Вот почему я вспомнил о лютеровском "Комментарии к Галатам". Я сейчас
приведу его слова, которые являются и вместе с тем комментарием к попыткам
проникнуть в смысл и значение грехопадения, составляющим собой содержание
главных сочинений Киргегарда. Имея в виду, конечно, знаменитую и всем
известную 53-ю главу пророка Исайиccxxx, Лютер пишет: omnes prophetae
viderunt hoc in spiritu, quod Christus futurus esset omnium maximus latro,
adulter, fur, sacrilegus, biasphemus etc., quo nullus major alius nunquam in
mundo fuerit ("Все пророки видели в духе, что Христос будет величайшим
разбойником, прелюбодеем, вором, нечестивцем, богохульником, больше которого
никто никогда в мире не был")ccxxxi.
Так говорил Лютер, и таков действительный смысл страшной и уничтожающей
для нашего разума и нашей морали 53-й главы Исайи.
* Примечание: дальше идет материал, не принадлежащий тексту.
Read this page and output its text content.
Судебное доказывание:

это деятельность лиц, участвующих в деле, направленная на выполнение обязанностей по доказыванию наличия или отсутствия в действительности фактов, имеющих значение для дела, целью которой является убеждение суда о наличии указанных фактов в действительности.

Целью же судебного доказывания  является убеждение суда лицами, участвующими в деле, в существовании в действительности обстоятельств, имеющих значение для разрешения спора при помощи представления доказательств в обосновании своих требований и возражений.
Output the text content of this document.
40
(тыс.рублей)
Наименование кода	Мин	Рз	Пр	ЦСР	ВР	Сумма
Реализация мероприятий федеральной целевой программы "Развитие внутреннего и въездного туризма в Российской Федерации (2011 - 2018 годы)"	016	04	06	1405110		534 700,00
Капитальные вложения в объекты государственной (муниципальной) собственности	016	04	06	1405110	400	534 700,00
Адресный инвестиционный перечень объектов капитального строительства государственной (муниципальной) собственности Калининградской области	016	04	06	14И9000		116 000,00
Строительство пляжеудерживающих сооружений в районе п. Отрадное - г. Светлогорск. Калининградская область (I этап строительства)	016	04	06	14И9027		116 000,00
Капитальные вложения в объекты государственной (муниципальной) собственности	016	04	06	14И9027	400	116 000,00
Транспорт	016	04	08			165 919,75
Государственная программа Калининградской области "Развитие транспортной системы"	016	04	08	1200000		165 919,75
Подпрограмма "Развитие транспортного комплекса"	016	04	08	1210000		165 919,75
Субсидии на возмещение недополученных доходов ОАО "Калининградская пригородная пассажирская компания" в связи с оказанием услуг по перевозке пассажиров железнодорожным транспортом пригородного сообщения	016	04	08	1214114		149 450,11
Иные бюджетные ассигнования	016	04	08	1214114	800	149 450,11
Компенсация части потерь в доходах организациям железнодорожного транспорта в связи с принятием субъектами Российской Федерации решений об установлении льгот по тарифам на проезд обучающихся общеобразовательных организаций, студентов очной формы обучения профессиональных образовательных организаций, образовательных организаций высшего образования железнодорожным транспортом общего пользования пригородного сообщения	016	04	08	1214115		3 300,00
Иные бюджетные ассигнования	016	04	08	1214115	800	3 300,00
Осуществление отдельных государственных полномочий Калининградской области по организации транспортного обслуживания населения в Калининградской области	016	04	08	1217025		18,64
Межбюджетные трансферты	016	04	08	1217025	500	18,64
И еще раз, в еще более
обнаженных и еще более для нас нестерпимых словах выражает Лютер ту же
мысль: Deus miserit unigenitum filium suum in mundum ac conferit in eum
omnia peccata, dicens: Tu sis Petrus, ille negator, Paulus, ille persecutor,
blasphemus et violentus, David ille adulter, peccator ille qui comedit pomum
in paradiso, latro ille in cruce, tu sis persona, qui fecerit omnia peccata
in mundo ("Бог послал своего единородного сына в мир и возложил на него все
грехи, говоря: Ты - Петр, тот, который отрекся, Ты - Павел, насильник и
богохульник, Ты - Давид, прелюбодей, Ты - грешник, съевший яблоко в раю, Ты
- разбойник на кресте, Ты совершил все грехи в мире")ccxxxii.
XXII. ЗАКЛЮЧЕНИЕ
Бесконечно страстное стремление Киргегарда к конечному - несмотря на то,
что оно заключает в себе внутреннее противоречие и потому на человеческую
оценку представлялось и невозможным и бессмысленным, на божественную оценку
оказалось отнесенным к тому единому на потребу, которому дано
восторжествовать над всеми "невозможно" и "ты должен"ccxxxiii.
Л.Ш.
С не меньшей силой и страстью, чем Лютер и Киргегард, выразил основные
идеи экзистенциальной философии Достоевский: недаром все проведенные им в
каторге годы он читал только одну книгу - Св. Писание. И надо полагать, что
в каторге Библия читается иначе, чем в писательском кабинете. В каторге
человек научается иначе спрашивать, чем на свободе, обретает смелость мысли,
которой он и сам в себе не подозревал, - вернее: обретает смелость задавать
мысли такие задачи, которые ей никто задавать не решается: борьбу за
невозможное. Достоевский говорит почти что словами Киргегарда, хотя он
Киргегарда не знал даже по имени... "Перед невозможностью тотчас смиряются.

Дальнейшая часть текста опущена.